Northern Italy (Venice?), ca. 1462–67
Museum of Fine Arts, Boston
Photograph ©2026 Museum of Fine Arts, Boston
Often called the “Mantegna Tarot,” this remarkable set of prints is neither a true tarot deck nor the work of the famous artist Andrea Mantegna. Likely created in Venice or Ferrara around 1465, the prints have recently been attributed to the Venetian artist Lazzaro Bastiani, though their patron remains unknown.
For centuries, scholars have searched for hidden meanings in these images, linking them to esoteric traditions such as Neoplatonism or Kabbalistic mysticism. Yet their structure is surprisingly clear. The prints are organized into five groups of ten, each carefully labeled and numbered. Together, they form a structured sequence of ideas: beginning with the conditions of human life, represented by the selection at left, then moving to the Nine Muses and Apollo, followed by the Liberal Arts, represented by the selection at center, then the Virtues, and then finally the Heavenly Spheres, at right.
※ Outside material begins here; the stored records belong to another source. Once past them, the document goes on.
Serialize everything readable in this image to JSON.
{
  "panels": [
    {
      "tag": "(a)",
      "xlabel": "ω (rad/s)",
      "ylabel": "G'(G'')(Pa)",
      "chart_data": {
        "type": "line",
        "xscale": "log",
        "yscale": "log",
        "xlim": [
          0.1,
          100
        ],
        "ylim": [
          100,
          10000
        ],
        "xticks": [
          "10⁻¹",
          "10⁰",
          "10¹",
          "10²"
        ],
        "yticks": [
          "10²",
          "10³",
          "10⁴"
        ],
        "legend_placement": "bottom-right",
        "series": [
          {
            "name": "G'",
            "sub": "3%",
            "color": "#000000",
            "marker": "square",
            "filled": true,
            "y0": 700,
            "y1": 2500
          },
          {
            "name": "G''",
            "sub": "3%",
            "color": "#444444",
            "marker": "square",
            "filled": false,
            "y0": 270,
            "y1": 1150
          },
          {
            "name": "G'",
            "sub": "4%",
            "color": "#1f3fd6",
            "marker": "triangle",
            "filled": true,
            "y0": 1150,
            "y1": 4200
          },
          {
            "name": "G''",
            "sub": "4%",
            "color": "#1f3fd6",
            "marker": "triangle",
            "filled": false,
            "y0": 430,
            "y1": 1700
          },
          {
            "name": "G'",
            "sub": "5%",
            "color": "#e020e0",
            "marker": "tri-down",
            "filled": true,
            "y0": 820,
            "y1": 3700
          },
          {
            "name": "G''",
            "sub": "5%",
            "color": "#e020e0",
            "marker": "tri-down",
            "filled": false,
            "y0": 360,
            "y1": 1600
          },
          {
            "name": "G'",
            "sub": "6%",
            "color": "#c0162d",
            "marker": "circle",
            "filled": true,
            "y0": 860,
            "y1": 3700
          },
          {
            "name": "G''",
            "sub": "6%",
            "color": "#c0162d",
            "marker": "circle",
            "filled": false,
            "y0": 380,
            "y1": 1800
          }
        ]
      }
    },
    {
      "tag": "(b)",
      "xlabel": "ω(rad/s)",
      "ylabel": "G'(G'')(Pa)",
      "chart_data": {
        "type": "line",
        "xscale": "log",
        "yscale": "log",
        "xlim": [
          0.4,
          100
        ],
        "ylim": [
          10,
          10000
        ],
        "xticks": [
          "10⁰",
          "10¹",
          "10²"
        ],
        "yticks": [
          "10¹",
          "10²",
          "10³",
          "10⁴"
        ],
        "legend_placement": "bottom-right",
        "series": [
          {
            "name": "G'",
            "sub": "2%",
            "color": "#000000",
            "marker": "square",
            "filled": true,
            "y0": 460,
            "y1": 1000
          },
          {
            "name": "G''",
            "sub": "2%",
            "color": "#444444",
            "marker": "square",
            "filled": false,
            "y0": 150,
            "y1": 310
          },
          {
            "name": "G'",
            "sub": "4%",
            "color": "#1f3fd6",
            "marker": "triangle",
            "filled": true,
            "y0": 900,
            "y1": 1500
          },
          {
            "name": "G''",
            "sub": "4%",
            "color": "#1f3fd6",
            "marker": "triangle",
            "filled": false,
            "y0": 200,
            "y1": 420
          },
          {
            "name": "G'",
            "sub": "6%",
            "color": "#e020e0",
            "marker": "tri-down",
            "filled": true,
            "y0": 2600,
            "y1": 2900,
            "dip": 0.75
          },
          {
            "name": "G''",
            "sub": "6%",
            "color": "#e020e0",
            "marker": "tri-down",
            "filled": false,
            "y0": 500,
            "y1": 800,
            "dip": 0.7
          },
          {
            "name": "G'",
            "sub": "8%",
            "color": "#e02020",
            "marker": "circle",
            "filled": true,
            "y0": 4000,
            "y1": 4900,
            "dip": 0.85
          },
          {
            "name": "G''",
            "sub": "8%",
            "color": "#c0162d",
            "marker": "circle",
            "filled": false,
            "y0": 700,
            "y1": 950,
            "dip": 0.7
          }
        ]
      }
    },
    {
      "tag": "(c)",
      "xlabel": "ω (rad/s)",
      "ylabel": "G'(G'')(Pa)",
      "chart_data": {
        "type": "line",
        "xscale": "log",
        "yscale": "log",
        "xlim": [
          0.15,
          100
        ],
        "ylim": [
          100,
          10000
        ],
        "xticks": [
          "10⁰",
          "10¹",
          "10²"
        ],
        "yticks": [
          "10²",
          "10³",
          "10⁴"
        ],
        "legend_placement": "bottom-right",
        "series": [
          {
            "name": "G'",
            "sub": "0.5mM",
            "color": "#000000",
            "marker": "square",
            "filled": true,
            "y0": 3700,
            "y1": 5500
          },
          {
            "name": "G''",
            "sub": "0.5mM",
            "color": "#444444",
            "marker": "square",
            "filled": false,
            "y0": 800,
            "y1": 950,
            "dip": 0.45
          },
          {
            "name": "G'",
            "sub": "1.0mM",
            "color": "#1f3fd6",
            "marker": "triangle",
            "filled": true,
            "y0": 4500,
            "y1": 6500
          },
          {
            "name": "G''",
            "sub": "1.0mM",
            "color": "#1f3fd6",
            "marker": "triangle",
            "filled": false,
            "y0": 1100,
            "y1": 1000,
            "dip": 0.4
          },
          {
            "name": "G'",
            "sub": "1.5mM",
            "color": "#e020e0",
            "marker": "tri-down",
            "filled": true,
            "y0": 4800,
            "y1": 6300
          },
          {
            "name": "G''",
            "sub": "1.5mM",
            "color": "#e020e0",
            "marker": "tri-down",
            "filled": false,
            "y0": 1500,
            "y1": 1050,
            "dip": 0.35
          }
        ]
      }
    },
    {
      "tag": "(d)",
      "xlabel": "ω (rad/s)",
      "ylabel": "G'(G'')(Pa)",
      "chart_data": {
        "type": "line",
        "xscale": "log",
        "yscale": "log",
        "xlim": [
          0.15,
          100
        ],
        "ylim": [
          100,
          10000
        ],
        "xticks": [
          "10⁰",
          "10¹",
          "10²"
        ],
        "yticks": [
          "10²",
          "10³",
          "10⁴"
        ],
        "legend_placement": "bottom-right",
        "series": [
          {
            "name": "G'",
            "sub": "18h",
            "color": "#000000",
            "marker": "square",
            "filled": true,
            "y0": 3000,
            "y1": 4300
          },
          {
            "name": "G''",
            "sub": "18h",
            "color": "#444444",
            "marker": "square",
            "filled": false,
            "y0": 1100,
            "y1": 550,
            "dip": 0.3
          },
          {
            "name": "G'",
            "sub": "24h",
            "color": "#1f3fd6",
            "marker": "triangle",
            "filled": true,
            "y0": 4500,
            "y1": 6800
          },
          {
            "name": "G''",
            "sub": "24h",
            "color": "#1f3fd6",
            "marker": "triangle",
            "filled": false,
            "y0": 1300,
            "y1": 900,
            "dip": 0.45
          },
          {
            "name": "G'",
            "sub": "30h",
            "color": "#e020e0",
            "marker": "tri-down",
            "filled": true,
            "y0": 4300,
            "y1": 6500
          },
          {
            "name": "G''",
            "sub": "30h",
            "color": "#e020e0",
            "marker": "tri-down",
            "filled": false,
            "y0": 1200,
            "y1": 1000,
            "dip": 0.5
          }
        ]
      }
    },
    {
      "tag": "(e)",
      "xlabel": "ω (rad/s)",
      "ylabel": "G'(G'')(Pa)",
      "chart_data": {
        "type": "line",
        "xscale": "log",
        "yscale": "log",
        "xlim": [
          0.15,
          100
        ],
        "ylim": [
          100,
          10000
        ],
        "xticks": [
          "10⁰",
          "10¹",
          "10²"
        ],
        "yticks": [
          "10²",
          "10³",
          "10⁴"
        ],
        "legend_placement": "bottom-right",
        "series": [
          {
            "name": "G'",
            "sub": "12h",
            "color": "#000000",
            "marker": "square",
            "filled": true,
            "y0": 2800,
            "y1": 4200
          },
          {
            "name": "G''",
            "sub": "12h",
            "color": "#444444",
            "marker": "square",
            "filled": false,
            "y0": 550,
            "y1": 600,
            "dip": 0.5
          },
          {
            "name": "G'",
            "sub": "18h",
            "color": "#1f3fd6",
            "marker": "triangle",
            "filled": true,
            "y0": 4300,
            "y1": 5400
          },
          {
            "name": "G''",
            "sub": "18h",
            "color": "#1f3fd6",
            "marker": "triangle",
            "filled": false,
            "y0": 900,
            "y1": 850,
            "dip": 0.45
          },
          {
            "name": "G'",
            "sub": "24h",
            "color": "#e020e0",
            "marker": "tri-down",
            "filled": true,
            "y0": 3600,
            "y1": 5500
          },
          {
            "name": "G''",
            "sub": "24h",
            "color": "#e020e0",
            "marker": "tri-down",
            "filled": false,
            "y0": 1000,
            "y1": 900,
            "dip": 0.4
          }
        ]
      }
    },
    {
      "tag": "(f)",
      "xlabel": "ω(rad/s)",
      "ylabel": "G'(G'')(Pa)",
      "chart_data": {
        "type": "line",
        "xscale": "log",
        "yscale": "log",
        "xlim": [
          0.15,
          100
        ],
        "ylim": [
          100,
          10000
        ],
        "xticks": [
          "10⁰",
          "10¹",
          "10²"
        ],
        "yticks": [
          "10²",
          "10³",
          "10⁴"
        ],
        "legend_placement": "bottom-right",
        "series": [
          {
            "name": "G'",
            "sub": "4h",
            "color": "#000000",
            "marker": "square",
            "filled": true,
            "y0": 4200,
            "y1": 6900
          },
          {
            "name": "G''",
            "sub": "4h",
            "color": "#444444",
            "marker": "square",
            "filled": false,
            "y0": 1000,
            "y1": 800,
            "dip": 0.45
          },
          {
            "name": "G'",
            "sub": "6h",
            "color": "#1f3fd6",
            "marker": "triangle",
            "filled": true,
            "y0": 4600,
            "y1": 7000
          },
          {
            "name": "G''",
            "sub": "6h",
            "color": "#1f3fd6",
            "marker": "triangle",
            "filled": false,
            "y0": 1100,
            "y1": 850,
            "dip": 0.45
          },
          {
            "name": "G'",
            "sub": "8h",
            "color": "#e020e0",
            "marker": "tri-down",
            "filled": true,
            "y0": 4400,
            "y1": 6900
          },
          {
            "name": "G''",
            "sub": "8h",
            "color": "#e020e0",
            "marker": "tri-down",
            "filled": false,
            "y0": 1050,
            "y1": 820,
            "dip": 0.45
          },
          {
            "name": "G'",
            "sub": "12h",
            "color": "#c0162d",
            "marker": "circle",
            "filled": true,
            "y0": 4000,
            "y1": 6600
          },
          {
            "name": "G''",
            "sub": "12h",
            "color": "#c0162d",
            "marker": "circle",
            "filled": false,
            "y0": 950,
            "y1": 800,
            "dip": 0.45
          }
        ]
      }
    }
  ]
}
Rather than a game, this arrangement points to the use of the prints as a teaching tool, designed to guide students through a hierarchy of knowledge.
This intellectual ascent begins with the humblest figure—a beggar—and gradually rises through the realms of learning, morality, and cosmic order, culminating in the “first cause” of all things, that is God. This structure reflects a humanist understanding of a universe arranged by divine order. These prints were immensely popular in their time, and were often embellished with touches of gold or bound into books for safe keeping.